Quando Louis Comfort Tiffany era un giovane artista che viveva a Manhattan, usava il suo talento per fare bellissime riproduzioni di vetrate colorate nella sua casa. Grazie alla sua etica del lavoro e al desiderio di creare qualcosa di bello, ricevette il suo primo impiego dalla New York Society of Dishware Artists, dove affinò le sue abilità lavorando nello studio del maestro artigiano Samuel Simon. Da lì, avrebbe viaggiato in Europa per partecipare alle molte mostre che venivano organizzate da artisti come Josiah Wedgwood, con cui lavorò anche in numerose occasioni.

Dopo essere tornato in America, Tiffany aprì un negozio in quella che oggi è Times Square, New York, dove concentrò gran parte della sua attenzione su grandi lampade iconiche che mettevano in mostra non solo il suo talento ma anche il suo stile. Spesso esponeva in queste mostre oggetti che sarebbero stati venduti a prezzi enormi, e spesso accendeva questi pezzi in modo che i passanti potessero meravigliarsi della loro brillantezza. Sono delle lampade che hanno destato fin da subito una certa attenzione tra molte persone che sono rimaste da subito meravigliate della bellezza e dell’unicità di questi modelli di lampade, dato che in particolare hanno apprezzato di queste lampade ad esempio la loro elegante la loro raffinatezza. Alla fine, però, avrebbe ottenuto il riconoscimento per il suo lavoro, che lo avrebbe aiutato a trovare la famosa Tiffany Lamp Manufacturing Company a New York City. Queste lampade vendono bene ancora oggi, e questo è dovuto in parte al loro design classico, alla bella costruzione e alla maestria generale. Oggi, la gente acquista queste lampade per il loro stile classico e la loro capacità di decorare splendidamente una stanza.

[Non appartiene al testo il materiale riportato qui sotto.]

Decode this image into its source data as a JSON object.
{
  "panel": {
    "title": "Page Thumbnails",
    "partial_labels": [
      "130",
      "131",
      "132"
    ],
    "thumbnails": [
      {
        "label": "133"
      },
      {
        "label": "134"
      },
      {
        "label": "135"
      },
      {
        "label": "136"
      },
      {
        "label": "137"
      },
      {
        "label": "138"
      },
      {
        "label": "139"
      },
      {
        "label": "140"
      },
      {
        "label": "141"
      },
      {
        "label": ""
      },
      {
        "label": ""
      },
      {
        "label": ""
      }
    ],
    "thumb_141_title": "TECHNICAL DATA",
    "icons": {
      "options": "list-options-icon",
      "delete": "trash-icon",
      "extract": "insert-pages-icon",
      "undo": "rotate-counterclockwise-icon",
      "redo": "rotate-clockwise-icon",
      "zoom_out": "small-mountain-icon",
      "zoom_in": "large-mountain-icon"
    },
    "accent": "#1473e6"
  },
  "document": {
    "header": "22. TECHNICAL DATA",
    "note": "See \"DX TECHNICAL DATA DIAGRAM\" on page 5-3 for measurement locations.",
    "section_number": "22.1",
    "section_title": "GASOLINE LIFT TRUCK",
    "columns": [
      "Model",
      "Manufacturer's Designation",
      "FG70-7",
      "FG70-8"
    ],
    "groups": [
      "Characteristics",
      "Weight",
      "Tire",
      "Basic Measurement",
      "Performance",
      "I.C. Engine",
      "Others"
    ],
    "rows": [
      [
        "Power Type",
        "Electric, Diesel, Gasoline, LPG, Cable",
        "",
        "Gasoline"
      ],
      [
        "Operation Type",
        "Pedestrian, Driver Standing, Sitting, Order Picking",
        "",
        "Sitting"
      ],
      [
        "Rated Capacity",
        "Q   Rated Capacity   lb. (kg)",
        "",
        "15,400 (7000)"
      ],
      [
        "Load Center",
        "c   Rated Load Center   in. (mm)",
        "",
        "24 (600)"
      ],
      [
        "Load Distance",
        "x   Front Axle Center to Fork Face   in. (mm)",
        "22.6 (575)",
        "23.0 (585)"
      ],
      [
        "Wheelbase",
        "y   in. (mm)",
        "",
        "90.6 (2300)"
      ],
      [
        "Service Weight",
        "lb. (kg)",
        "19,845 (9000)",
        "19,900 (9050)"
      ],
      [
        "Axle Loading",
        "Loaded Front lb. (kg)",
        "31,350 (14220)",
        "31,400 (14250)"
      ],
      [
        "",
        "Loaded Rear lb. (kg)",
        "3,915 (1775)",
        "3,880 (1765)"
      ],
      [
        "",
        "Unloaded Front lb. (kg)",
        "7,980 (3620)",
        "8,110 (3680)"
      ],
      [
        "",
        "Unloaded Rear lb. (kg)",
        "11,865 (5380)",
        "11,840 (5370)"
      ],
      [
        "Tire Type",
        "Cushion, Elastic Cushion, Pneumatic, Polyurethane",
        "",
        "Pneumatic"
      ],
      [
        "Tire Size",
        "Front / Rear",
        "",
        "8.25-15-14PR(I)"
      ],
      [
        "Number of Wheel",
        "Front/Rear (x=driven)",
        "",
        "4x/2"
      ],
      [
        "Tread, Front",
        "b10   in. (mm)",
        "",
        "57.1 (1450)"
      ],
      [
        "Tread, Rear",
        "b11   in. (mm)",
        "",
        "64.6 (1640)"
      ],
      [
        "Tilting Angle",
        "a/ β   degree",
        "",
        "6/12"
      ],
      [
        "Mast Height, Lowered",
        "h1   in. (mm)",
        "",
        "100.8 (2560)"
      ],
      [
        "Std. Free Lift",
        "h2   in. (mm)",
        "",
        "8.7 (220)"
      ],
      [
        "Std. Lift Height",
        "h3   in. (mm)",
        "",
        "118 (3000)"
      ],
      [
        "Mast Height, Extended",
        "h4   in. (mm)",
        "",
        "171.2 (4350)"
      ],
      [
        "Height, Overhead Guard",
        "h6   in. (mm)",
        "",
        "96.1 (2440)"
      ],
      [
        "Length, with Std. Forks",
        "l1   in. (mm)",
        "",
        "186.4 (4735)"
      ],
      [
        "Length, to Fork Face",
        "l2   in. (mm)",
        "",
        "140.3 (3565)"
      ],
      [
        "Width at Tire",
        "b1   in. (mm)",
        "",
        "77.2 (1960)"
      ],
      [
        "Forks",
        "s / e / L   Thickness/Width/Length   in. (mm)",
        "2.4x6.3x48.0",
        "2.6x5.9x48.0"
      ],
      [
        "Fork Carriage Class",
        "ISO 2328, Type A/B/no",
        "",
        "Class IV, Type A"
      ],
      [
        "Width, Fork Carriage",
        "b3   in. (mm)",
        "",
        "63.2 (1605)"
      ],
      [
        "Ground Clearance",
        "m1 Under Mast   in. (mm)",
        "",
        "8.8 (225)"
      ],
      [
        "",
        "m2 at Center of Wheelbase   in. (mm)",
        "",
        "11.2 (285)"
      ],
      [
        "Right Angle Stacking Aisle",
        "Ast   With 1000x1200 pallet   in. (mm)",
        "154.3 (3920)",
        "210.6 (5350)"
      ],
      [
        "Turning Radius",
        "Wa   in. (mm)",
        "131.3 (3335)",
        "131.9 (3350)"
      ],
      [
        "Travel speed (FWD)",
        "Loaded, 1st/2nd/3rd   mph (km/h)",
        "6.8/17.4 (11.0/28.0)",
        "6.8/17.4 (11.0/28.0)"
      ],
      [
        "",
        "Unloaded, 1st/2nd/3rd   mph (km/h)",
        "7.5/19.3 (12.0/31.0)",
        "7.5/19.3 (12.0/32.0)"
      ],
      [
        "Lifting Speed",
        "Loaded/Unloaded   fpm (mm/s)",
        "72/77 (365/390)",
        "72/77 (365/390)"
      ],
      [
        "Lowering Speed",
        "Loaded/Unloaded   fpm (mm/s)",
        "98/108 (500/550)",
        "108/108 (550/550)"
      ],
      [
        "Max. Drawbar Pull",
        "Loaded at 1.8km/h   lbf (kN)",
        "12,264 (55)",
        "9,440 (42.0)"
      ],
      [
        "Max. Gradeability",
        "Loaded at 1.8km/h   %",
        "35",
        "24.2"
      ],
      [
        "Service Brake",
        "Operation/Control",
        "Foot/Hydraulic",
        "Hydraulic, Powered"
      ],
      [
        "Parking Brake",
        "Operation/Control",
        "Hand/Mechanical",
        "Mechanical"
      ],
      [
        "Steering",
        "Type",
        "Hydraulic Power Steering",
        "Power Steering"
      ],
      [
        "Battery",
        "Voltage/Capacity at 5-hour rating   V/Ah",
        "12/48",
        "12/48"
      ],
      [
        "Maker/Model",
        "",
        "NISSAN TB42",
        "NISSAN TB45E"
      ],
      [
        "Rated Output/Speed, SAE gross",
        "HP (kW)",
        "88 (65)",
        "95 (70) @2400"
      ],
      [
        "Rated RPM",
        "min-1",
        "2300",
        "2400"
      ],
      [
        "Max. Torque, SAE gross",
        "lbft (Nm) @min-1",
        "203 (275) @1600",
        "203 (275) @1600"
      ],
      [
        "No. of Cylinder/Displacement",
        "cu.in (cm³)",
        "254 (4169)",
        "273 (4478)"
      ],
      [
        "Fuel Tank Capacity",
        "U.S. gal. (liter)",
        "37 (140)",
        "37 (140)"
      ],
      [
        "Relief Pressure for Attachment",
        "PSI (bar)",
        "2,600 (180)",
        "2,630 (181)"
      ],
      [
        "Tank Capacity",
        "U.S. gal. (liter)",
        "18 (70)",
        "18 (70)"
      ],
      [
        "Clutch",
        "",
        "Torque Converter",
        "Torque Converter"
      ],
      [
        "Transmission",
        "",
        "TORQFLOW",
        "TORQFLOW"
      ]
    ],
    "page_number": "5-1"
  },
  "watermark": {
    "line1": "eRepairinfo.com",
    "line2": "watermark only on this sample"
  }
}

Un altro aspetto importante delle lampade Tiffany è la storia che si cela dietro di esse. Lo studio in cui sono state create era la casa di una giovane donna ambiziosa di nome Clara Driscoll. Suo marito, John Tiffany, era morto poco prima del suo arrivo in azienda, e lei si sentiva sopraffatta dal fatto di dover sostenere la responsabilità di occuparsi del suo patrimonio, pur continuando a perseguire la propria carriera. Tuttavia, dopo aver incontrato Louis Tiffany, che le ha offerto la possibilità di creare un apparecchio di illuminazione che avrebbe onorato la memoria di suo padre, ha deciso di fare un tentativo. Quello che è successo dopo avrebbe cambiato sia lei che la conoscenza mondiale delle lampade Tiffany per sempre.